Myth: Probate costs and attorney fees are usually as high as 10% of your estate.
Fact: Arizona court costs to open a probate are very modest. In addition, Arizona lawyers may charge only reasonable fees for necessary services, not percentage fees. Fees may increase in the event of tax issues, disputed creditor claims, or other litigation, but these same issues can arise with a trust.
Myth: In probate, assets are not distributed for several years.
Fact: An informal probate procedure can start as early as five days after death, and distribution can occur as soon as it is clear there are sufficient assets to pay expenses, creditors and taxes. Creditors have up to four months to submit claims and the personal representative may, but need not, delay distribution until the end of the creditors’ claim period. A trustee may also have to delay distribution to pay taxes or divide property. An improperly prepared trust may require money and time to correct before distribution can be carried out.

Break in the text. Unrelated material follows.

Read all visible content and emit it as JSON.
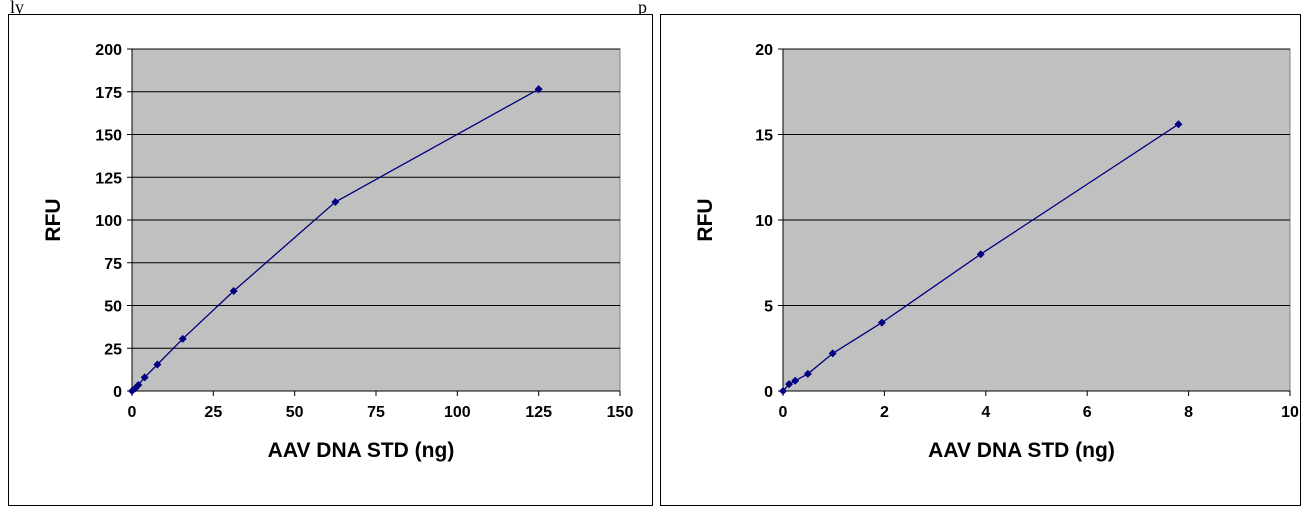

Myth: Probate forces the liquidation of your assets.
Fact: Liquidating assets is necessary only to pay expenses, creditors, taxes, or to make distributions to beneficiaries. Assets may be transferred in kind.
Myth: Probate litigation is more expensive than trust litigation.
Fact: Unhappy family members or beneficiaries can challenge both wills and trusts. A trust is not a guarantee against litigation. Expenses will depend on the nature of the litigation. Call me if you foresee future litigation concerning your estate.
Myth: A trust will avoid federal estate taxes.
Fact: A will or trust that provides for a “credit shelter trust” arrangement can reduce estate taxes for married couples who have combined assets over the federal estate tax exemption ($10,860,000). A trust in and of itself does not reduce estate taxes at an individual’s death, nor does a will.
Myth: Probate proceedings are complex and require special court approval.
Fact: In Arizona, most estates use informal probate procedures that do not require formal court approval. In most cases, personal appearance in court is not required.